What this kind of thinking portends for library book purchasers is obvious. Librarians, especially in public libraries, do buy best-sellers, but good librarians are likely to be just as interested in obtaining the works of those ten “lesser” authors that Evans would prefer not to publish at all. Publishing’s response to criticism of this sort is to say that it’s the blockbuster books that make it possible to publish the works that won’t sell in huge quantities; at one time Doubleday published a small but influential line of poetry books and claimed that it was the “biggies” that paid for its poetry continuing existence (which shortly after met a quiet demise), but there’s little real evidence that this relationship of best-sellers and less than “best”-sellers has any real connection. At the same time, paying millions of dollars up front for a certain author’s new book means that the publisher must recoup that amount and do it quickly; the easiest way to do so is to charge more for the finished book, and there’s little doubt that this is a major factor in the continuing escalation of book prices – a real concern for libraries. (It is interesting to read Publisher’s Weekly ‘s annual issues in which they describe publishers’ would-be best-sellers that turned out instead to be bombs. The stories would be amusing if it weren’t for the ugly fact that library dollars did a lot to pick up those losses.)
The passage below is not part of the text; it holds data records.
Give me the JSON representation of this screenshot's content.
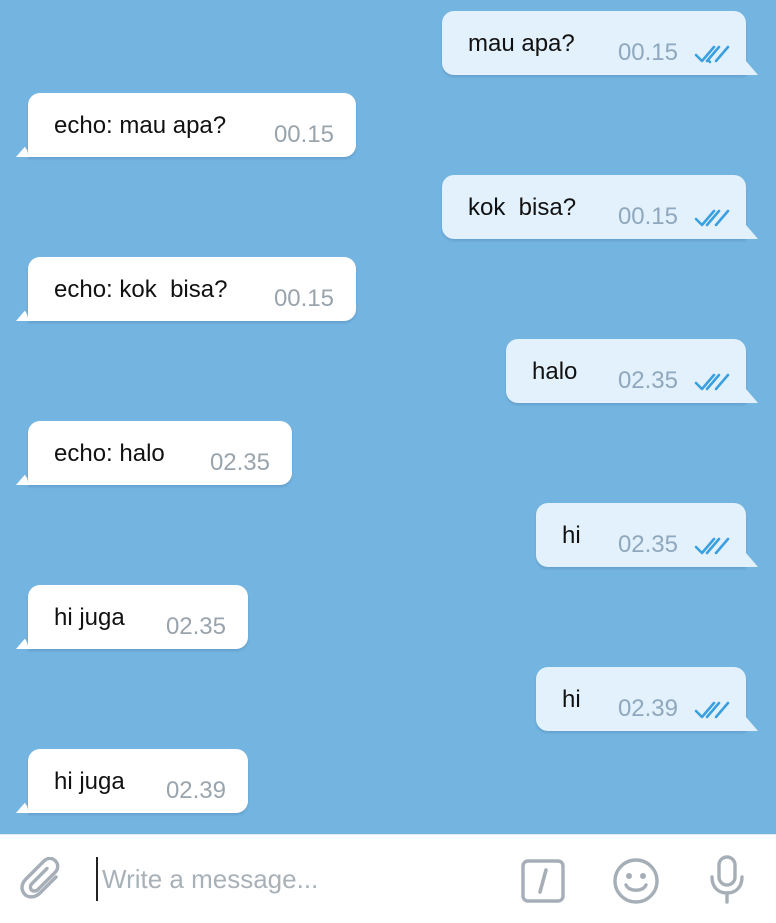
{
  "colors": {
    "chat_background": "#74b4e0",
    "incoming_bubble": "#ffffff",
    "outgoing_bubble": "#e2f1fc",
    "read_check": "#3aa0e0",
    "icon_gray": "#a6afb7"
  },
  "messages": [
    {
      "direction": "out",
      "text": "mau apa?",
      "time": "00.15",
      "status_icon": "double-check-icon"
    },
    {
      "direction": "in",
      "text": "echo: mau apa?",
      "time": "00.15"
    },
    {
      "direction": "out",
      "text": "kok  bisa?",
      "time": "00.15",
      "status_icon": "double-check-icon"
    },
    {
      "direction": "in",
      "text": "echo: kok  bisa?",
      "time": "00.15"
    },
    {
      "direction": "out",
      "text": "halo",
      "time": "02.35",
      "status_icon": "double-check-icon"
    },
    {
      "direction": "in",
      "text": "echo: halo",
      "time": "02.35"
    },
    {
      "direction": "out",
      "text": "hi",
      "time": "02.35",
      "status_icon": "double-check-icon"
    },
    {
      "direction": "in",
      "text": "hi juga",
      "time": "02.35"
    },
    {
      "direction": "out",
      "text": "hi",
      "time": "02.39",
      "status_icon": "double-check-icon"
    },
    {
      "direction": "in",
      "text": "hi juga",
      "time": "02.39"
    }
  ],
  "composer": {
    "placeholder": "Write a message...",
    "value": "",
    "icons": [
      "paperclip-icon",
      "bot-command-icon",
      "emoji-icon",
      "microphone-icon"
    ]
  }
}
The impact of higher prices on libraries is that libraries can purchase fewer and fewer books each year – even when library budgets show a modest increase. In fact, very few librarians saw their budgets increase by 100 percent or more in the 1980s and 1990s, yet book prices tripled during that period. In addition, the nothing-short of phenomenal increases in serials’ prices over the last decade, plus the increasing pressure on libraries to spend more on electronic information sources, have also had a profound effect on library book purchasing. Ergo, for reasons completely beyond their control, librarians are buying fewer books, and fewer books mean weaker collections. No one expects that publishers will help the situation by ceasing to risk so much to get phenomenally salable books, but while “blockbuster” may mean “sexy” to Joni Evans and publishers like hers, there’s nothing sexy about them at all; there is something just plain greedy about the whole situation, however.

1 comment:

Karl said...

I remember books being relatively cheap in the 70s and 80s but something happened in either the late 80s or 90s that more than doubled the price of books where i lived anyway. It was about the time where i could start to afford to buy my own books and suddenly they were again out if my price range ☹️.
Books that were sold for less than $5 were selling for $16 and the books i wanted were around $50 today they are near $100. I don’t know what it was, i remember my father reading something in the paper, some sort of government announcement and within a few weeks bam all the books were hugely expensive.

Anyway what i really wanted to ask it why eBooks are so expensive?
I get that publishing is a hit and miss thing you print 10,000 books and and only sell 1000 your stuffed. But eBooks have a one time cost, somebody gets paid to type it all up, but wait, the authors use computers to write the books so they’ve already done the hard work. So you take the file, format it, then sent copies to anyone who gives you money.
Why then are they still charging the same price as a hard copy version? There are two hardback books i want i went to the website and they were advertised for $160 then i saw the fine print which informed me that these are the Ebooks!! A 160 bucks for two small computer files? Isn’t that a little ridiculous? Considering eBooks are a pain in the bum compared to real books.